Monday 23 April 2018

The volunteers who spend Christmas Day giving

SVP’s Albert Perris: charity is down 25pc in daily funding
SVP’s Albert Perris: charity is down 25pc in daily funding
Laura Butler

Laura Butler

CHRISTMAS is fast approaching and soon businesses and schools will close for the holidays -- but not everyone will spend it fireside with family and friends.

On December 25, dozens of volunteers from the Society of St Vincent de Paul will spend the day at one of the charity's 11 hostels around the country.

There are currently 300 people availing of this SVP service countrywide every night and with nowhere else to go, many of them remain with the hostels, based in Limerick, Kildare, Carlow, Cavan, Clare, Cork, Wexford, Waterford and Dublin, for up to six months at a time.

The numbers seeking help in the Dublin region have doubled since 2011.

The drop in availability of social housing has meant that those in emergency accommodation have seen their stay extended significantly, with some even living in the hostels permanently.

"Two years ago in Dublin we had 70 people in emergency accommodation nightly -- now the number of men sleeping rough has increased to 140, which for us is a very worrying sign," Albert Perris, SVP's national hostels and homes co-ordinator, said.

"The biggest problem for us is that there is nowhere for these people to move on to because there's simply no social housing available.

"Our guidance is that no one should be with us longer than six months, but the environment the country is in at the moment means that it is getting more and more problematic," Mr Perris said.

The Irish Independent has partnered with the SVP and is appealing to our readers to give the charity whatever help they can this Christmas.

"In the past, during good times, we were very fortunate to receive generous assistance from the State, but as we all know, there have been cutbacks where capital funding from local authorities is concerned," Mr Perris said.

"At the moment, we're down 25pc in day-to-day funding and going forward it will be difficult to sustain our service and even keep the hostels open. We're operating on a shoe string."

Mr Perris said that donations are vital, especially at Christmas, to ensure that the hostels can continue running an effective 24-hour service.


Occupants are offered a bed and four meals per day. Local supermarkets, bakeries and butchers have offered hampers of food to the hostels this Christmas, helping the team of volunteers to make the day as enjoyable as possible for their members.

"Although donations have been offset by the government cutbacks this year, the public has been very supportive," Mr Perris said.

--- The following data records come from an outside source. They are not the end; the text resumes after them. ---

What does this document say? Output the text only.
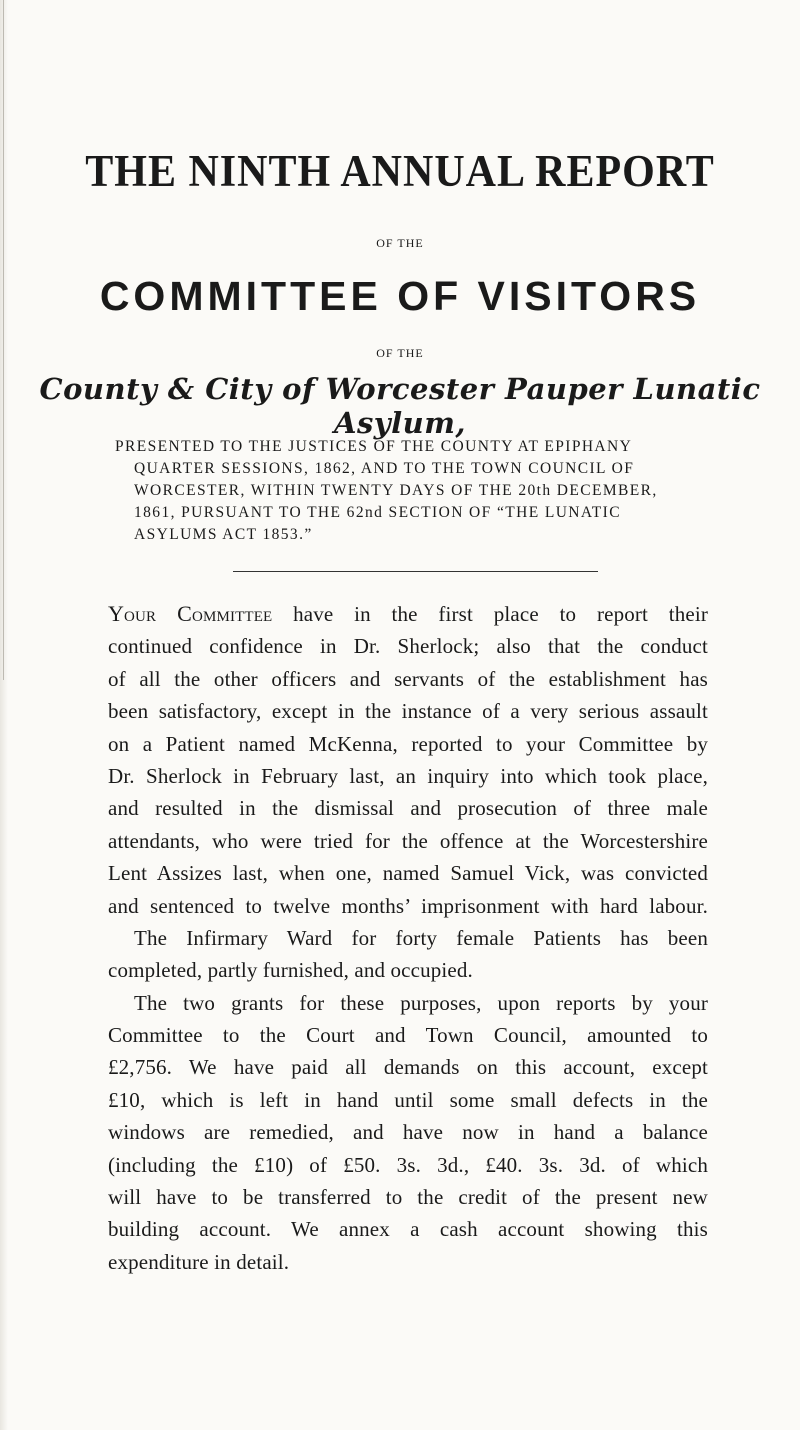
THE NINTH ANNUAL REPORT
OF THE
COMMITTEE OF VISITORS
OF THE
County & City of Worcester Pauper Lunatic Asylum,
PRESENTED TO THE JUSTICES OF THE COUNTY AT EPIPHANY
QUARTER SESSIONS, 1862, AND TO THE TOWN COUNCIL OF
WORCESTER, WITHIN TWENTY DAYS OF THE 20th DECEMBER,
1861, PURSUANT TO THE 62nd SECTION OF “THE LUNATIC
ASYLUMS ACT 1853.”
Your Committee have in the first place to report their
continued confidence in Dr. Sherlock; also that the conduct
of all the other officers and servants of the establishment has
been satisfactory, except in the instance of a very serious assault
on a Patient named McKenna, reported to your Committee by
Dr. Sherlock in February last, an inquiry into which took place,
and resulted in the dismissal and prosecution of three male
attendants, who were tried for the offence at the Worcestershire
Lent Assizes last, when one, named Samuel Vick, was convicted
and sentenced to twelve months’ imprisonment with hard labour.
The Infirmary Ward for forty female Patients has been
completed, partly furnished, and occupied.
The two grants for these purposes, upon reports by your
Committee to the Court and Town Council, amounted to
£2,756. We have paid all demands on this account, except
£10, which is left in hand until some small defects in the
windows are remedied, and have now in hand a balance
(including the £10) of £50. 3s. 3d., £40. 3s. 3d. of which
will have to be transferred to the credit of the present new
building account. We annex a cash account showing this
expenditure in detail.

There are a number of older men who have been looked after by the SVP most of their lives, due to a marriage breakdown, job loss or addiction.

"We have a hostel group in Limerick that received a corporate donation of €20,000 and occupants decided to buy a minivan with it. At the time, I was a little sceptical, but it turned out to be the best thing they ever did," said Mr Perris.

"They used it to go on day trips and one afternoon went to the beach. There was an older gentleman with (them), who has grown up in institutional settings for decades, and had never seen the sea before that day.

"He said it was one of the most remarkable days of his life. When you hear stories like that, you really see the value of the service we provide."